La Contraloría General de la República identificó irregularidades graves en la gestión administrativa de la Fábrica de Maestranzas del Ejército. El fiscalizador reveló pagos millonarios a trabajadores desvinculados que no correspondían legalmente según el periodo revisado, según reportó pauta.cl. La auditoría también cuestionó compras de maquinaria sin el debido proceso competitivo establecido en normas públicas.
Según el Informe Final N.º 750 de 2025, 63 funcionarios recibieron indemnizaciones improcedentes durante el análisis. Los montos acumulados superan los 1.000 millones de pesos chilenos en el lapso examinado. Esta cifra representa un uso inadecuado de fondos públicos en la empresa estatal vinculada al Ejército. El informe detalla que la auditoría revisó la gestión administrativa del organismo con detalle.
La causa de término de contrato fue mutuo acuerdo, lo cual no contempla compensaciones obligatorias por ley. Al menos cuatro trabajadores obtuvieron indemnizaciones individuales superiores a 100 millones de pesos. La entidad fiscalizadora observó que algunos pagos excedieron el monto correspondiente a los años de servicio real. La Contraloría General de la República consideró estos actos como observaciones formales.
Adicionalmente, el organismo constató que varios funcionarios fueron recontratados en el mismo cargo inmediatamente. Este procedimiento se realizó sin un proceso de reclutamiento y selección formal para las vacantes. La práctica fue considerada irregular dentro de los procesos administrativos revisados por la Contraloría. Estas acciones generaron desconfianza en la transparencia de la gestión pública.

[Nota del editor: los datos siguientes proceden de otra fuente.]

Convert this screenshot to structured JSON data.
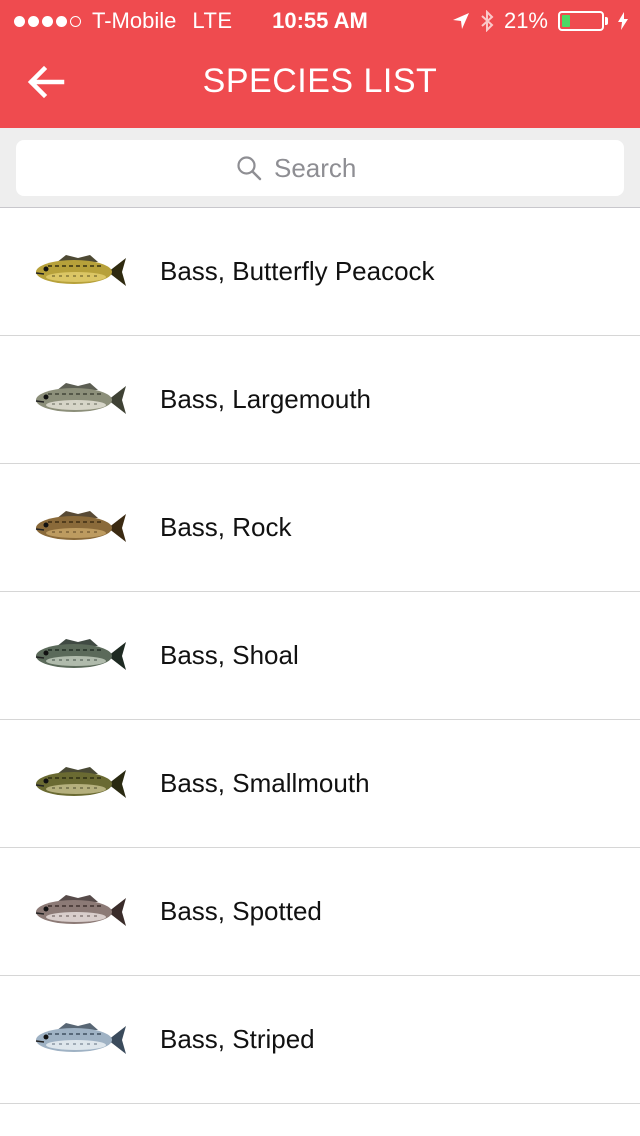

En cuanto a la gestión de activos, se detectaron fallas significativas en la compra de equipamiento industrial. En agosto de 2023, la unidad compró una máquina láser por 70 millones de pesos mediante trato directo. El proveedor no acreditó exclusividad ni se cumplieron los requisitos del Manual de Adquisiciones vigente. Este procedimiento fue calificado como deficiente por los auditores.
El equipo presentó fallas operativas a los cuatro meses de su instalación y posterior mantenimiento. Hasta abril de 2025, el equipo se mantuvo inoperativo sin garantías de fiel cumplimiento contractual. La ausencia de comparación de ofertas impidió exigir responsabilidades al proveedor inicial ante el daño. La falta de control técnico afectó la operatividad de la unidad.
Tras los hallazgos, el Consejo Superior de FAMAE ordenó una investigación administrativa interna. Los antecedentes fueron remitidos al Ministerio Público y al Consejo de Defensa del Estado para su revisión. El objetivo es determinar eventuales responsabilidades penales o administrativas por los actos ocurridos. Se espera una resolución formal en los próximos meses.
Estos hallazgos impactan la confianza en la gestión de la industria de defensa nacional y el gasto fiscal. Las irregularidades señalan deficiencias en el control interno y la transparencia de recursos estatales. El caso requiere una revisión exhaustiva de los protocolos de contratación pública vigentes en el sector. La ciudadanía observa con atención las consecuencias de este escándalo administrativo.